Чико сардонически приподнял брови.
— Сид на нем не скакал... и не работал его.
Она перевела на него ненавидящий взгляд.
— Он его не уберег!
— Ну... да, верно, — не стал спорить Чико.
— А ты, — она опять повернулась ко мне, — ты просто жалкий обманщик, притворяешься сыщиком, а на деле никуда не годишься! Постеснялся бы в игры играть в своем возрасте, делом займись! Одни неприятности от тебя, верни мне мои деньги!
— Чек подойдет? —- спросил я.
— Так я права?
— Да, — ответил я.
— Что, признаешь, что провалил дело?
— Да, — ответил я почти сразу.
— Надо же! — в ее тоне звучало разочарование, словно я неожиданно лишил ее возможности высказать все, что накопилось у нее на душе, но пока я выписывал чек, она продолжала выражать свое негодование:
— Все твои идеи по поводу изменения рутины, все было бесполезно. Я не отставала от Джорджа насчет мер предосторожности и усиления охраны, и он говорит, что сделал все, что мог, что больше ничего нельзя было сделать, и он в полном отчаянии, и я надеялась, так надеялась, вот дурочка-то, что чудесным образом ты все выяснишь, и Три-Нитро победит, потому что я была уверена... уверена... и я оказалась права!
Я закончил писать.
— Почему вы были так уверены? — спросил я.

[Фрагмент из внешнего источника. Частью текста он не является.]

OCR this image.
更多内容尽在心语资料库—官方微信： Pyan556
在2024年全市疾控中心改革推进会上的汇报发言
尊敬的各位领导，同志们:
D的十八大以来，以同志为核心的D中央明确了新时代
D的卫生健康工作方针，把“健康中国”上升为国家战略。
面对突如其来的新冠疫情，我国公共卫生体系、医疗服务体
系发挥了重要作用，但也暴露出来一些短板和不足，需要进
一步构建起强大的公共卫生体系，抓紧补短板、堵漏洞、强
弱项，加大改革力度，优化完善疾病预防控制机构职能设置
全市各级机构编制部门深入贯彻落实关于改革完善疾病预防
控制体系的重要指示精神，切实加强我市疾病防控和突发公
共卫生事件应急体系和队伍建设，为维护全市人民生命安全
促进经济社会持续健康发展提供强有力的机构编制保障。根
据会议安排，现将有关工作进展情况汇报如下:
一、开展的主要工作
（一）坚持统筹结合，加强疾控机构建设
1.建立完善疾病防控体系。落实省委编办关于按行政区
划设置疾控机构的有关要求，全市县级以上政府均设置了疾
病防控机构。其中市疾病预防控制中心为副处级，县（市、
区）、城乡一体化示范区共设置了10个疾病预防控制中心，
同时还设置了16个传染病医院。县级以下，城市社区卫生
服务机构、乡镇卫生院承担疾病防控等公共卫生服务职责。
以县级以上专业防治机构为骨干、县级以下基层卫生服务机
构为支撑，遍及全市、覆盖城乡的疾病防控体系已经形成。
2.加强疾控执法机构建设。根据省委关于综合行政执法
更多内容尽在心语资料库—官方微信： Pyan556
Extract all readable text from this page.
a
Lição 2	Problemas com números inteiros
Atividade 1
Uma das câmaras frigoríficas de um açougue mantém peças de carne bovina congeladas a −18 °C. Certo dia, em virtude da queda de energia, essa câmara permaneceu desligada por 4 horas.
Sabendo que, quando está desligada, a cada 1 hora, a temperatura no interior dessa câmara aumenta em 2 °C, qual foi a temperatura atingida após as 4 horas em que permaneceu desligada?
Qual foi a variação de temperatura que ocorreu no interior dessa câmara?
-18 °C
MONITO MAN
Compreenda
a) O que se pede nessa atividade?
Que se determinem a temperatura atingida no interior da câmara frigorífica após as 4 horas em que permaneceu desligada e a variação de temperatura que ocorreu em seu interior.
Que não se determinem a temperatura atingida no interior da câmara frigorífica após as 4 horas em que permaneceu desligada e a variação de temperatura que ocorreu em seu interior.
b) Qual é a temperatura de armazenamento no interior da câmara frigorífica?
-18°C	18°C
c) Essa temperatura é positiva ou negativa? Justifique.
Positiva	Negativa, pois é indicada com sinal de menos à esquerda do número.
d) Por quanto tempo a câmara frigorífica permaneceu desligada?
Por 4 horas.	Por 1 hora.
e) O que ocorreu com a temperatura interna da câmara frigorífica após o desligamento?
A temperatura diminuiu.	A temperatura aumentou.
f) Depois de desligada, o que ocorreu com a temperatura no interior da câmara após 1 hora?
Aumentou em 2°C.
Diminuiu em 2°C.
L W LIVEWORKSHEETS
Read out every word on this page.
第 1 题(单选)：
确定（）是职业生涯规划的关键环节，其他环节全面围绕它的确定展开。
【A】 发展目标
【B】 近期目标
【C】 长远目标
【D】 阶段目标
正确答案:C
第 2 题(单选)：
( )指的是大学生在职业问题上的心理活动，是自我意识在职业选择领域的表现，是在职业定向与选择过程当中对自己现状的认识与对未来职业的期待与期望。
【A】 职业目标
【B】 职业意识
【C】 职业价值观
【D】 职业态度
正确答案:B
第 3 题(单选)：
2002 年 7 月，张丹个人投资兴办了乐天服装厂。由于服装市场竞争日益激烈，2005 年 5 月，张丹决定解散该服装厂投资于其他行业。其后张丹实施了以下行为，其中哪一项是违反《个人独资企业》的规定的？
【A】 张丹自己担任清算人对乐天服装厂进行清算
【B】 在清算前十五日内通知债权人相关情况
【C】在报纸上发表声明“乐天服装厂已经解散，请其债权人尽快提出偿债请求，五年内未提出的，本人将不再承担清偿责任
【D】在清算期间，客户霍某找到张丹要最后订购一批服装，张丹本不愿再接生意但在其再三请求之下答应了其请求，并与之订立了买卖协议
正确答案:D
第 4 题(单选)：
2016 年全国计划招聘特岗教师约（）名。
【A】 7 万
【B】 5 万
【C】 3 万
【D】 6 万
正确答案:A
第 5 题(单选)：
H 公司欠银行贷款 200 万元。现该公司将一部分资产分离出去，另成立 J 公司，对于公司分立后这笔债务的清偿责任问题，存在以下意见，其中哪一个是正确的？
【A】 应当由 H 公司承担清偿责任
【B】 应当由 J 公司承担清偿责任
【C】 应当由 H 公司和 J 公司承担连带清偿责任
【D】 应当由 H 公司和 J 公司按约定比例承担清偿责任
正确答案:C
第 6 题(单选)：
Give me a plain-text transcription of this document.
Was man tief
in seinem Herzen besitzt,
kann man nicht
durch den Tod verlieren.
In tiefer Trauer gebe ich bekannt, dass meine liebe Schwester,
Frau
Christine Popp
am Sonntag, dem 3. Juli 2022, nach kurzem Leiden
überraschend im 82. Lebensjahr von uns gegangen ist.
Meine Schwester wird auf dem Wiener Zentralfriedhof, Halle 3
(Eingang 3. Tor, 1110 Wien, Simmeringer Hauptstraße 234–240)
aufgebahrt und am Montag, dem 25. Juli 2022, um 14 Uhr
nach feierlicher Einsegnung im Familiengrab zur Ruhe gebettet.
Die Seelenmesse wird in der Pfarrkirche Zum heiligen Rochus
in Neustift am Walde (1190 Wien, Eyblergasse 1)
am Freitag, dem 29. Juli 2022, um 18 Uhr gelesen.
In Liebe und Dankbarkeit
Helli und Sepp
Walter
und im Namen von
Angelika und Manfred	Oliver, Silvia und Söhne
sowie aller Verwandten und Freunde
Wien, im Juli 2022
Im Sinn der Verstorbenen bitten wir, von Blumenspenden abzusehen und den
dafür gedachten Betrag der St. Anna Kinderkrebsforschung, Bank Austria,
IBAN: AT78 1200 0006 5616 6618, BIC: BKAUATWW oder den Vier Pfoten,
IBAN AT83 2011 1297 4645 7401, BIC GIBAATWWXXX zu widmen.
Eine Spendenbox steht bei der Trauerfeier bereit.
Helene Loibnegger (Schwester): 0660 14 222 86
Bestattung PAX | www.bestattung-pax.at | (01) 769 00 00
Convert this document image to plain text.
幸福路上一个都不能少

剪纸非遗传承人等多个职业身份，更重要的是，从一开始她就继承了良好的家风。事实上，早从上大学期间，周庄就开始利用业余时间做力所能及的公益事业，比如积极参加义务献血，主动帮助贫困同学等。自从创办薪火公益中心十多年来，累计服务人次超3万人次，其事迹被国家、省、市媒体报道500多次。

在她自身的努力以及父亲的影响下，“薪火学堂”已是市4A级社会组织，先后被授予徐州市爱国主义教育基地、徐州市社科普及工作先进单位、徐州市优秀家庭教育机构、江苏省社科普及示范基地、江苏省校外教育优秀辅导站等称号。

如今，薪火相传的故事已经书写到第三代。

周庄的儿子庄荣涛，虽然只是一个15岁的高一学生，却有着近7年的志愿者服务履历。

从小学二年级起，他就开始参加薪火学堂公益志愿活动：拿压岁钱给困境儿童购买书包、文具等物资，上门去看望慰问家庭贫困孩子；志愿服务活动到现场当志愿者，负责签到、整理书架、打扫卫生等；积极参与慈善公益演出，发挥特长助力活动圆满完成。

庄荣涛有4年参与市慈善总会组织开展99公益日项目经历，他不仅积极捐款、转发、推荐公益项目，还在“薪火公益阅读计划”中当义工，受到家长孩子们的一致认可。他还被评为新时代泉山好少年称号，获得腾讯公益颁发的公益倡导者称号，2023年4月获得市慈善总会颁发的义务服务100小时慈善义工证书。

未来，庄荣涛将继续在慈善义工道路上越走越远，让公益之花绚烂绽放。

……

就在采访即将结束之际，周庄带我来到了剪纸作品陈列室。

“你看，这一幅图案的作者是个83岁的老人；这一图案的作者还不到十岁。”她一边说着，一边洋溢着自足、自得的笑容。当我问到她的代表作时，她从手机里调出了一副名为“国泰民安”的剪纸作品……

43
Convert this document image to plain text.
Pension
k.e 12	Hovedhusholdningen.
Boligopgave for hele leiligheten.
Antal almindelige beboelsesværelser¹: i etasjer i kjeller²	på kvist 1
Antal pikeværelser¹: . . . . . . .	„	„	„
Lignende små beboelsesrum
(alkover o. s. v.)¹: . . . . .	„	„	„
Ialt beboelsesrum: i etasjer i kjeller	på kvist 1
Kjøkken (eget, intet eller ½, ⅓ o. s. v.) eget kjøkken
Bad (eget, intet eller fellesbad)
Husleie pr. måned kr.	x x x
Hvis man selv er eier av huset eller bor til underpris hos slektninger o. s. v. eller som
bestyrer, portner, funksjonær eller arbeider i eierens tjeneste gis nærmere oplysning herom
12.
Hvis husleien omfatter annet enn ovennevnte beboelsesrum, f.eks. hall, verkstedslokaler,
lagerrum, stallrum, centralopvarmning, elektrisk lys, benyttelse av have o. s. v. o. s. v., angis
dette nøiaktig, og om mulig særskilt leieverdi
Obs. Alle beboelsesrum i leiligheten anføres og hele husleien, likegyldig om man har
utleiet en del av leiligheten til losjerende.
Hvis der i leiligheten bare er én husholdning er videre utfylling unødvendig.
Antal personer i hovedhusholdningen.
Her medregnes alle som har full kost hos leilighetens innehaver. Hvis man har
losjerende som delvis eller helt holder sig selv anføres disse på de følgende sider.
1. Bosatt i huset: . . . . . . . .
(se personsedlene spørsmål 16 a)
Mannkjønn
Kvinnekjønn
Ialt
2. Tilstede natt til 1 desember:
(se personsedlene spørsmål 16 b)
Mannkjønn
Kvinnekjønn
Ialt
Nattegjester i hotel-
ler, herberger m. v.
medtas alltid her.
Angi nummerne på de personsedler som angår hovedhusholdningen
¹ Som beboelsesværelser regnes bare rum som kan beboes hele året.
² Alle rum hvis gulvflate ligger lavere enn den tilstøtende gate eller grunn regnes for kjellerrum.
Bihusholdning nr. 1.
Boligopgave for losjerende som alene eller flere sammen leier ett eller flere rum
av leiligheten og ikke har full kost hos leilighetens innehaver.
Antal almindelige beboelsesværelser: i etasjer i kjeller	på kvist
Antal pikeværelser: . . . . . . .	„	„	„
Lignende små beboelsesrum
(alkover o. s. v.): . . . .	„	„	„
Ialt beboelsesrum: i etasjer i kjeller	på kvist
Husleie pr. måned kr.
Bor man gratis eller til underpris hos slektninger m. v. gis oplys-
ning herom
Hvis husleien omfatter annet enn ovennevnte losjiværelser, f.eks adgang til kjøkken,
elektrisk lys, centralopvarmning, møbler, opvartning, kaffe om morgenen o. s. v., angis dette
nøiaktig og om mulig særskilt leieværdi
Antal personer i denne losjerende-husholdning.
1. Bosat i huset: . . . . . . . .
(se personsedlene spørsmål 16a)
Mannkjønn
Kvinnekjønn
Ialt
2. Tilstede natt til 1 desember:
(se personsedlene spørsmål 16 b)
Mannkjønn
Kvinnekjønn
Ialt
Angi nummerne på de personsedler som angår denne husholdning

— Не знаю. Но я точно знала. Я жила в страхе неделю за неделей... я обратилась к тебе больше от отчаяния. Зря старалась, ты только хуже сделал, это невыносимо. Невыносимо! Вчера был ужасный день. Он должен был победить... А я знала, что этого не случится... меня тошнило. До сих пор тошнит.
Она задрожала как прежде. Ее лицо было искажено страданием. Столько сил и надежд было вложено в Три-Нитро, столько тревог и заботы. Скачки для тренера все равно, что фильм для режиссера. Зрители аплодируют успеху и освистывают неудачу, но при любом исходе ты уже вложил в дело всю душу, умение, идеи и недели волнений. Я понимал, что значит для Джорджа этот проигрыш, да и для Розмари не в меньшей степени.
— Розмари... — с бессмысленным сочувствием начал было я.
— Бразерсмит все твердит, что Три-Нитро простудился, — продолжала она. — Он всегда так говорит. Видеть его не могу, вечно озирается, всего боится. Это было его дело, убедиться, что с Три-Нитро все в порядке, и он проверял, снова и снова, и все было в порядке! На старте отлично выглядел, и в паддоке тоже, все было в порядке! А потом он стал отставать, все сильнее и сильнее, и к финишу совсем... обессилел...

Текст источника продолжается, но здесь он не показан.